Pulling into the parking lot of the cafe, I looked down at my phone, turning it off soon after so I won't have to deal with Gavin's texts and calls. I told him I was going out, not with who or where and I don't plan to. If my boyfriend got mad at me for going to see Nick Curtis, he's going to be enraged if he finds out I'm here with his brother.

So, instead of dealing with that battle I'm sure I will not win, I'm keeping my whereabouts from him. I'll eventually tell him - I think - but he has to be calm and in a good mood before I do. Seduction is what I'm thinking.

Unfortunately, I don't have time to think about ways to make sure my boyfriend doesn't kill his brother because I was supposed to be here at two-thirty and it's five minutes later. That's what happens when you call a victim to meet her suspect.

I wipe my hands on my jean capris, before finally opening the door to the cooled cafe. It's been getting hotter every day so this is a nice change. Cool air always sets my nerves at ease for a bit.

"Bella?" I look to wear Richard had called my name, his table right by one of the huge windows. I offer a small smile before walking over to where he is. Nothing sits in front of him, so I won't bother grabbing myself something to drink. "Hey."

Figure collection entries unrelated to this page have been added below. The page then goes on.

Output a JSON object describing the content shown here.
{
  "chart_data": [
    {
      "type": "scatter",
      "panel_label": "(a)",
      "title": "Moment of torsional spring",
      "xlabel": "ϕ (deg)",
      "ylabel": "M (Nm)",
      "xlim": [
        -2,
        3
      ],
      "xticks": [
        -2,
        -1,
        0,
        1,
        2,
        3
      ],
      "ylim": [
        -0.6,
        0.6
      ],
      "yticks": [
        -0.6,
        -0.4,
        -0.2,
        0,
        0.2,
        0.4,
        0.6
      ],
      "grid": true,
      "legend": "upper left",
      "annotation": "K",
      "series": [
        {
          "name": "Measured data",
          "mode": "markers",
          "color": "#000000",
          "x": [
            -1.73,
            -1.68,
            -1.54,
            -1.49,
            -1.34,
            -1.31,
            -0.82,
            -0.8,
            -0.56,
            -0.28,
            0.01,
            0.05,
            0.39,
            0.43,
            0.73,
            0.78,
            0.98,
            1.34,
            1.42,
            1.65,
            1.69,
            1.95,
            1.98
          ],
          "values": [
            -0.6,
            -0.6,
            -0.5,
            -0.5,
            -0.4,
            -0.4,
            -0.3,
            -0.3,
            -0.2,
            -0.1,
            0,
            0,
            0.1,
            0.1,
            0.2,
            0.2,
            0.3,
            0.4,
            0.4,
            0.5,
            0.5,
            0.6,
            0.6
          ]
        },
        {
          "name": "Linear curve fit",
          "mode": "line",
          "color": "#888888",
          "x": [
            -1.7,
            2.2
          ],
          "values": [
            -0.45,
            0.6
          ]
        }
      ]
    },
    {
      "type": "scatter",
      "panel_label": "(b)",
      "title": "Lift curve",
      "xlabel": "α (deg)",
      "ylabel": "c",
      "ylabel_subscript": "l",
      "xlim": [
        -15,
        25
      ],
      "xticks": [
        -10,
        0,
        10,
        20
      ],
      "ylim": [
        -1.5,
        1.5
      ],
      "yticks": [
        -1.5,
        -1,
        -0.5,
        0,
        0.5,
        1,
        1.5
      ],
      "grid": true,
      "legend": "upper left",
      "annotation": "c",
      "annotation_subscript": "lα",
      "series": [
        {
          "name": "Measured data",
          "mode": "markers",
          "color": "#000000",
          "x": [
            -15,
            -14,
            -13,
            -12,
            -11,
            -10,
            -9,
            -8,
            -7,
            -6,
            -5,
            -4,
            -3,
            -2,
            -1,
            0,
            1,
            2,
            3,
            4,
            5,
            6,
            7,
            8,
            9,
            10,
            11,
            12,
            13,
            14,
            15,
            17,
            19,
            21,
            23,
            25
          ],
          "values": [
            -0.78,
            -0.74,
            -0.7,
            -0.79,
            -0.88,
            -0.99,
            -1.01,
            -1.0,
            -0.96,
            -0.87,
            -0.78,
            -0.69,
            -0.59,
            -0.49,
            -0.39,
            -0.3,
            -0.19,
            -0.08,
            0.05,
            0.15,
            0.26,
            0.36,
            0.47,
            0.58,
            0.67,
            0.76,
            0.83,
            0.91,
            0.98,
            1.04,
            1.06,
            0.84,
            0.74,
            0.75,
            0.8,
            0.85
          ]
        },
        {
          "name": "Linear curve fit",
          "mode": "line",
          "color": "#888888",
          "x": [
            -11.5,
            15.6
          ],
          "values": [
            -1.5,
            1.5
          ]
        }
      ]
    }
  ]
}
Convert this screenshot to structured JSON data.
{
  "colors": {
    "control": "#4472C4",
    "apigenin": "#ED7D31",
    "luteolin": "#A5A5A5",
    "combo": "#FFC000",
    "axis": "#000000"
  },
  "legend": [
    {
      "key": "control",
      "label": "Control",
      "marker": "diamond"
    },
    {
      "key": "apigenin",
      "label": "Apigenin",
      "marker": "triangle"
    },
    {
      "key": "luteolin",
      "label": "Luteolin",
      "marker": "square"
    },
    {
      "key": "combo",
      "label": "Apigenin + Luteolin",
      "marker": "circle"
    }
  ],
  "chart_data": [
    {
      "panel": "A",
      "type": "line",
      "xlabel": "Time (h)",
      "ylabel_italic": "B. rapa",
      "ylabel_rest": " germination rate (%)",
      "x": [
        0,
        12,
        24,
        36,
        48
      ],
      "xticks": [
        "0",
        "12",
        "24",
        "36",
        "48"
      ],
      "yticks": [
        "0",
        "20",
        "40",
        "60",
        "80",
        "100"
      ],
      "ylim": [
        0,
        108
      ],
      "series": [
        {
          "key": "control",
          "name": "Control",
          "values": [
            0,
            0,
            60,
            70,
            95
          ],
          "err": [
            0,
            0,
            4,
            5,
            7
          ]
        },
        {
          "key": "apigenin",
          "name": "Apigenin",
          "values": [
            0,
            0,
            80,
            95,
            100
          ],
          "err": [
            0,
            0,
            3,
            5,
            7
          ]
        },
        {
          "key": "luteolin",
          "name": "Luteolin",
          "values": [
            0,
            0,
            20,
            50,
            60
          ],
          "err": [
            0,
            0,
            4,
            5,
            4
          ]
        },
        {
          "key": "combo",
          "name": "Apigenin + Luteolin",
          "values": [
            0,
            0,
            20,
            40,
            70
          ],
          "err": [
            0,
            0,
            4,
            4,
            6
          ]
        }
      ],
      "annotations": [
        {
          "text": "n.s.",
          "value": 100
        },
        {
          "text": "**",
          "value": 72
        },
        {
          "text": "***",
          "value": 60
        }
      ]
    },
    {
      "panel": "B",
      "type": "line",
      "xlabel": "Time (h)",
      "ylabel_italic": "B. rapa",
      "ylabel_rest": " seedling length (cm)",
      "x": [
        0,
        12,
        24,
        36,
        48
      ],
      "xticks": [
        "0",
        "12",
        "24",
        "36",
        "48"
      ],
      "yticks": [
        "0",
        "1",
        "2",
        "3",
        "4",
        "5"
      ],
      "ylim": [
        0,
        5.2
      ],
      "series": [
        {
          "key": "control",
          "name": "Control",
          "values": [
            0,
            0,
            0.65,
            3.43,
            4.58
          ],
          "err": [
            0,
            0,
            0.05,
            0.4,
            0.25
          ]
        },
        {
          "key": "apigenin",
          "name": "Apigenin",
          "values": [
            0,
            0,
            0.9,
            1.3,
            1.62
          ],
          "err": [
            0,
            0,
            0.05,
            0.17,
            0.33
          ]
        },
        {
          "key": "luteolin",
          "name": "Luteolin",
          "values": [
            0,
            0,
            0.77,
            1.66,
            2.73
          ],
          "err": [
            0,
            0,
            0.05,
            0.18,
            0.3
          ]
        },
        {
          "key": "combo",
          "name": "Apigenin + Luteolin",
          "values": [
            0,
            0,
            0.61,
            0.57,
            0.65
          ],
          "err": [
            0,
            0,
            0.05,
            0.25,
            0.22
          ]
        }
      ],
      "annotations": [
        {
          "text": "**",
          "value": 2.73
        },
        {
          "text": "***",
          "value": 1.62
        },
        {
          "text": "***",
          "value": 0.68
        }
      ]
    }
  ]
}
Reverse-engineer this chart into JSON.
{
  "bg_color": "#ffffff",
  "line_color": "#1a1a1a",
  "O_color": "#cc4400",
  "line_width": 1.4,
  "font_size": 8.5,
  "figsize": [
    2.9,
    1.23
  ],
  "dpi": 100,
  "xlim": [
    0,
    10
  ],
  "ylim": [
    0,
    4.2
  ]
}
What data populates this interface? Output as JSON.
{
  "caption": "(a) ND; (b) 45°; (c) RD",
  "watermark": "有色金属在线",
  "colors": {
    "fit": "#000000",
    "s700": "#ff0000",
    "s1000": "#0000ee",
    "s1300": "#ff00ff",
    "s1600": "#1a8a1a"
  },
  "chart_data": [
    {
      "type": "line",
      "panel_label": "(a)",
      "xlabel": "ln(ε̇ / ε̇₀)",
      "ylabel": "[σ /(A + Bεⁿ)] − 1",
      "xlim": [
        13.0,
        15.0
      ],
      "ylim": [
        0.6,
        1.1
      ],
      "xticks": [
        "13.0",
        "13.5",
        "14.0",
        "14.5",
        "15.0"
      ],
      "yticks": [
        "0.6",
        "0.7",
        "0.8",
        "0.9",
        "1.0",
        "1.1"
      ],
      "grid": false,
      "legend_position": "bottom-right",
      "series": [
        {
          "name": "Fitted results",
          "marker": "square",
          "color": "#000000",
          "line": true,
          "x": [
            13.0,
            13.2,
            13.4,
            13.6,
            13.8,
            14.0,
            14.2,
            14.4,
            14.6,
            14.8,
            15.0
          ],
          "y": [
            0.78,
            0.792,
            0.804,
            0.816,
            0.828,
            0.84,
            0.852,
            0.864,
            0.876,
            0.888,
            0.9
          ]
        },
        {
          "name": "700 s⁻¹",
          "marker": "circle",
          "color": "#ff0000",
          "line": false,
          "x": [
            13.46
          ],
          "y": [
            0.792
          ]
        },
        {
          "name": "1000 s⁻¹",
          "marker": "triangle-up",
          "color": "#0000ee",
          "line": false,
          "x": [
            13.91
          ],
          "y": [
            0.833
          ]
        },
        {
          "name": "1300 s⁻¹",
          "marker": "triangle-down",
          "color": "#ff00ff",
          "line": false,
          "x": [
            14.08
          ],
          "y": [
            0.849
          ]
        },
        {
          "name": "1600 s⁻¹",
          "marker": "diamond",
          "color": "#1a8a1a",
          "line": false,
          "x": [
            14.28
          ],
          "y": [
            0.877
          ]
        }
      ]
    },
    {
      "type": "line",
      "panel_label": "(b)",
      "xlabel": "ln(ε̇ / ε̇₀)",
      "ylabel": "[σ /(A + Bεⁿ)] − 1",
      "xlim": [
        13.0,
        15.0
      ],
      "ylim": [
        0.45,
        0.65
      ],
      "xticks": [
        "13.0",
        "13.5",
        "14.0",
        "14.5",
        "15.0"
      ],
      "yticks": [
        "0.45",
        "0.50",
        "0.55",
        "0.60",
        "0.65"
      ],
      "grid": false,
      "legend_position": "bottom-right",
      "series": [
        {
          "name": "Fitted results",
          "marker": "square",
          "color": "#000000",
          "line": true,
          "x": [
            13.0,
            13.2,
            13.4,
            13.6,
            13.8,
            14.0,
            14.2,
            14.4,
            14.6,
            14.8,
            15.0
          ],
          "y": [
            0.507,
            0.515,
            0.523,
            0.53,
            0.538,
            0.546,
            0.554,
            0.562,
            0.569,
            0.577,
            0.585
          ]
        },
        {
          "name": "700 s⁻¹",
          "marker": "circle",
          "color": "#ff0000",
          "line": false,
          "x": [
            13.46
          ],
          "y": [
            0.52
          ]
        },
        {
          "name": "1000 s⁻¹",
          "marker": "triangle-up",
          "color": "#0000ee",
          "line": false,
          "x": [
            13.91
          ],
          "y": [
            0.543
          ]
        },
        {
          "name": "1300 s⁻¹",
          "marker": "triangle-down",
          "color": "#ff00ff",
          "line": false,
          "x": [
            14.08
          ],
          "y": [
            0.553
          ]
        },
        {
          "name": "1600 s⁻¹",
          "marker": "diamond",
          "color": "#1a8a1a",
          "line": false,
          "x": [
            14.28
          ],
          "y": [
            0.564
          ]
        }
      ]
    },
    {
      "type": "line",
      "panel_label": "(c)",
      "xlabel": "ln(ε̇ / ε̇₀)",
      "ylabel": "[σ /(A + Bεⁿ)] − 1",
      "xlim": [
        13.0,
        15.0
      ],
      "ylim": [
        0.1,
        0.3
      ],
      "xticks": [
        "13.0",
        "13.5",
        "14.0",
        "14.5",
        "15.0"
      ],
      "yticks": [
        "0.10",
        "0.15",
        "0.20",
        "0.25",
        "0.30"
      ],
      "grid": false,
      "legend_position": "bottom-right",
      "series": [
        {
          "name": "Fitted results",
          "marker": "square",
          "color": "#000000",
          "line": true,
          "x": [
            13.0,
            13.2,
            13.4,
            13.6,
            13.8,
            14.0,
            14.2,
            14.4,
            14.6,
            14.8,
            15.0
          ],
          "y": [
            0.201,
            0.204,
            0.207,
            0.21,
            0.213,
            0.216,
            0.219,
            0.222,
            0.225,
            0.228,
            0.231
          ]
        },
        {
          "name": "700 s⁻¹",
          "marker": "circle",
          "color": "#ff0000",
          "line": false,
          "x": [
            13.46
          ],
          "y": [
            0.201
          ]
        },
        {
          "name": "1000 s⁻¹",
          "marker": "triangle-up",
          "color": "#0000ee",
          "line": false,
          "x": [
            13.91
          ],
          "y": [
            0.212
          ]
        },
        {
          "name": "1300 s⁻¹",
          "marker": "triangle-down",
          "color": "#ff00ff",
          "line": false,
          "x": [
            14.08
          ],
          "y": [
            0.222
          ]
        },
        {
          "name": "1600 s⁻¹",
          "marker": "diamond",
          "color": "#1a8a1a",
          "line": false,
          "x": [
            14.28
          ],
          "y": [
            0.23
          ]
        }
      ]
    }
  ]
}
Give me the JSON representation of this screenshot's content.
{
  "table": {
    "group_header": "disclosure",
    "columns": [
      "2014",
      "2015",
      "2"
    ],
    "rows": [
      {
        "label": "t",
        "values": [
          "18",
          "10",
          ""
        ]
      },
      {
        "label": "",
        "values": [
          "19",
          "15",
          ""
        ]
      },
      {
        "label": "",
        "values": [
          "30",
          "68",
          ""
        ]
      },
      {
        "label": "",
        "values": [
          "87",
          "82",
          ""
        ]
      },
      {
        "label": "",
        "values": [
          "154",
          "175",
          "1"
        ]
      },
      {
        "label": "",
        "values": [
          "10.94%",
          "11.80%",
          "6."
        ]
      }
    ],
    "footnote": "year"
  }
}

There's an airiness to his voice that shows even he is nervous. I feel slightly more clam after this. "Hi."

I play with my hands underneath the table, waiting for Richard to speak up. He is the one who invited me here in the first place. I know he wants to talk, maybe about the bet, but there's nothing he can tell me that I don't already know. At least I hope.

"How have you been?" Small talk, got it.

"I've been good," I nod, rolling my lips into my mouth. "How about you?"

His eyes avert from my face. "I've been - okay."

I nod again, looking away. This is even more awkward than I had thought it would be and I'm starting to wonder why. This is the guy that was my math tutor for months and semi fling. This guy was my first kiss and my friend. This just goes to show that the decisions of one really do mess with a relationship and how you see the other person.

"I hadn't expected to see you back here," Richard suddenly speaks, his eyes back on my face. I shift in my seat.

"I'm sure no one did besides my family and friends," I correct with somewhat of an edge to my voice. Is wasn't intended, but the way Richard flinches at the word 'friends' makes me feel worse.

"I messed up," he admits. "I'll gladly give you that, and if I could go back and change the things that happened - I would."

I shake my head, but he stops me by speaking. "I would, the things I did were horrible, and I understand if you'll never forgive me or Gavin for that matter.